Several prominent healthcare associations and medical societies have written a letter to leading members of the Committee on Energy and Commerce, proposing to continue current MACRA flexibilities for an additional three years.
The first program year of MACRA (the Medicare CHIP and Reauthorization Act of 2015) began in January 2017, with a Quality Payment Program inclusive of two payment paths that eligible Medicare-participating physicians could partake in—the MIPS (the Merit-based Incentive Payment System) track and the advanced alternative payment model (APM) track. The first year of the program was dubbed a “pick your pace” year in which eligible Medicare clinicians just had to report the minimum amount of data to CMS (the Centers for Medicare & Medicaid Services) to avoid a negative payment adjustment. Then, as Healthcare Informatics reported in June, CMS, while scaling back some of the flexibilities it was offering in year one, also proposed some ways that providers could ease into the program in 2018, as well.
But in this letter to Committee Chairman Greg Walden (R-Ore.) and Ranking Member Frank Pallone (D-N.J.), the multitude of healthcare associations wrote, “We are proposing to continue the existing flexibility in the MACRA statute that CMS is currently using for an additional three years so that the agency may move forward as the necessary program elements are put in place.”
The letter, led by the American Medical Association (AMA), pointed out that MIPS’ Resource Use (Cost) category—one of four categories of eligible clinician performance, contributing to an annual MIPS final score of up to 100 points—was originally slated to not be weighted for 2017 MIPS scores, but can be weighted for 2018 and beyond. But then in the proposed Quality Payment Program rule for 2018, CMS suggested to keep it at zero percent in 2018, but to go up to 30 percent in future program years (2019 and beyond). For this category, CMS has noted that it will compare resources used to treat similar care episodes and clinical condition groups across practices, which can be risk-adjusted to reflect external factors.
The associations wrote in the letter, “This action in no way is meant to diminish the commitment of CMS or the physician community to incorporating resource use as an integral component of performance measurement. It is instead an acknowledgement that work remains to be done to ensure that these new measures are developed and integrated in a way that accurately reflects the complexities of cost measurement and does not inadvertently discourage clinicians from caring for high-risk and medically complex patients, as was the case under the value-based modifier.”

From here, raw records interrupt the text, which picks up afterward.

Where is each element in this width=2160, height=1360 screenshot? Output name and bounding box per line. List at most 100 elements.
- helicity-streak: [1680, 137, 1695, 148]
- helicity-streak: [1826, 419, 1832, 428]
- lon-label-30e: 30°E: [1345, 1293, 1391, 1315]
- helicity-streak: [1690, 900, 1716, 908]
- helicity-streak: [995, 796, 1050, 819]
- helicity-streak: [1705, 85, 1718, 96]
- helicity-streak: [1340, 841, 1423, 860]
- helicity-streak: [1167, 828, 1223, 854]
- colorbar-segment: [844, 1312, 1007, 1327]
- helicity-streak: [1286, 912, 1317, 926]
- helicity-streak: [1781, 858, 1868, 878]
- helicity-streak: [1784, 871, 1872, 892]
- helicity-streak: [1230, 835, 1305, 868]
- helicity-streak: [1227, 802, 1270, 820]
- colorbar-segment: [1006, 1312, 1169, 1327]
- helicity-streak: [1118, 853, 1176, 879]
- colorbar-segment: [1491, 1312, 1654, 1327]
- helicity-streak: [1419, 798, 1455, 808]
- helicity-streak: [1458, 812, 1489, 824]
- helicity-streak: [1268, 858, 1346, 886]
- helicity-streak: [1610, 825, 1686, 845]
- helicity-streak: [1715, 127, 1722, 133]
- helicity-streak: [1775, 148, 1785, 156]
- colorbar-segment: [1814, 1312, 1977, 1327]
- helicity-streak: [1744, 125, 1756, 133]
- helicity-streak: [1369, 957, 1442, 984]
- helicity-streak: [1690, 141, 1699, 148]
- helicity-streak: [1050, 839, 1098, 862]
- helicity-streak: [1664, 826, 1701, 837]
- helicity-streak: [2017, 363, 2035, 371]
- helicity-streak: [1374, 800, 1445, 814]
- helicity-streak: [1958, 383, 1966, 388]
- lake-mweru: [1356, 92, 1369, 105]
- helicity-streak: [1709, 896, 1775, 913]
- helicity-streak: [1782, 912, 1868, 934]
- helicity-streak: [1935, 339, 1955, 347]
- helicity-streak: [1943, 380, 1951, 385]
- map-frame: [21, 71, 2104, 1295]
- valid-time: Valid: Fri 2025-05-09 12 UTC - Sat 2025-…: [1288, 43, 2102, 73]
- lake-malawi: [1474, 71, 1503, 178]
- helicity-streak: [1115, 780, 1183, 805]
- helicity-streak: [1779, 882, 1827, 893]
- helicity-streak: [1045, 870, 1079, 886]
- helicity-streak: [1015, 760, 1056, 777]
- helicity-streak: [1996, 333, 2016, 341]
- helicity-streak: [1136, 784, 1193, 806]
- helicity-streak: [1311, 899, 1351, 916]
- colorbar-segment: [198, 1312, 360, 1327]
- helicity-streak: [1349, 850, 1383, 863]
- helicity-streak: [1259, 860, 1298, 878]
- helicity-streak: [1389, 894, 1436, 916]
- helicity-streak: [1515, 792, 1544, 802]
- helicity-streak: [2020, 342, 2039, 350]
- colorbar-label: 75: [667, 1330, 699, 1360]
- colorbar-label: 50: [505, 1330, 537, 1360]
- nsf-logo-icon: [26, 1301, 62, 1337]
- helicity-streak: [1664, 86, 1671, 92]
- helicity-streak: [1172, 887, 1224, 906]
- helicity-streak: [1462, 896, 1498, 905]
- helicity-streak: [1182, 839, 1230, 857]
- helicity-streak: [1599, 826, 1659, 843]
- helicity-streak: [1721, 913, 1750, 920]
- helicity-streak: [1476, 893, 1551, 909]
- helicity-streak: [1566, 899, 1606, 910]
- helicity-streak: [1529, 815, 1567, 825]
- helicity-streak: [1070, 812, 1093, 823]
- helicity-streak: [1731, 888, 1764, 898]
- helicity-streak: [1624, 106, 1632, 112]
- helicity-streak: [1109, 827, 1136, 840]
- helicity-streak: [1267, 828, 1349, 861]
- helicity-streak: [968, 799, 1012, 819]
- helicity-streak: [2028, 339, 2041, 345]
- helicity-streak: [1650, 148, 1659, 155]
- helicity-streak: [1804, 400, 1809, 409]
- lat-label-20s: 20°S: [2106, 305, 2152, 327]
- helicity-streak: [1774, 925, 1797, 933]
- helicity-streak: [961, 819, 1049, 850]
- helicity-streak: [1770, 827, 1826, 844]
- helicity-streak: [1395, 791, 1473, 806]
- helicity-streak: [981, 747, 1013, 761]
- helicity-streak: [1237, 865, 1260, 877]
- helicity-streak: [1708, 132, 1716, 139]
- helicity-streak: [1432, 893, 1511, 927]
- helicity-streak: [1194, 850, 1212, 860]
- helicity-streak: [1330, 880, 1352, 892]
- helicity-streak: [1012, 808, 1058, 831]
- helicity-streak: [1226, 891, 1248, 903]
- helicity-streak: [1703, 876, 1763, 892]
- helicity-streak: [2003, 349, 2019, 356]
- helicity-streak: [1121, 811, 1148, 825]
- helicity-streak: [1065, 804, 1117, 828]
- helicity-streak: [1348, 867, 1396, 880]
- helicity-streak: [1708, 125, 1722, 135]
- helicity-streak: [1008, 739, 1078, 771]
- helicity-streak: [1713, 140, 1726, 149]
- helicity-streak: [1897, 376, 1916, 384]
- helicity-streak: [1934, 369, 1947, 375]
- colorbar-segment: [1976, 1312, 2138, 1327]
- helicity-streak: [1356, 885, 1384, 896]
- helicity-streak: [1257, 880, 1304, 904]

Another flexibility the letter referred to is allowing for the selection of a performance threshold during the first two years other than the “mean or median” standard. The organizations wrote, “Gradually increasing the performance threshold gives physicians the opportunity to implement necessary practice changes as they gain experience. It also ensures that the performance threshold is not set too high, which could discourage participation or negatively impact practices with fewer resources.”
However, the letter pointed out that these provisions, and others, expire after year two of the program. As such, they wrote, “We believe that CMS will be more successful in achieving Congress’s intent to focus payment systems on improving quality and value if some elements of the current flexibility provided for in statute are extended for an additional three years. To be clear, we are not proposing to prevent CMS from implementing resource use measurement or a higher performance threshold if they believe that moving forward with these elements is appropriate.” Rather, they are proposing to extend the program’s flexibility years by another three.
A final rule for the 2018 program year is expected to be published by CMS in the coming weeks.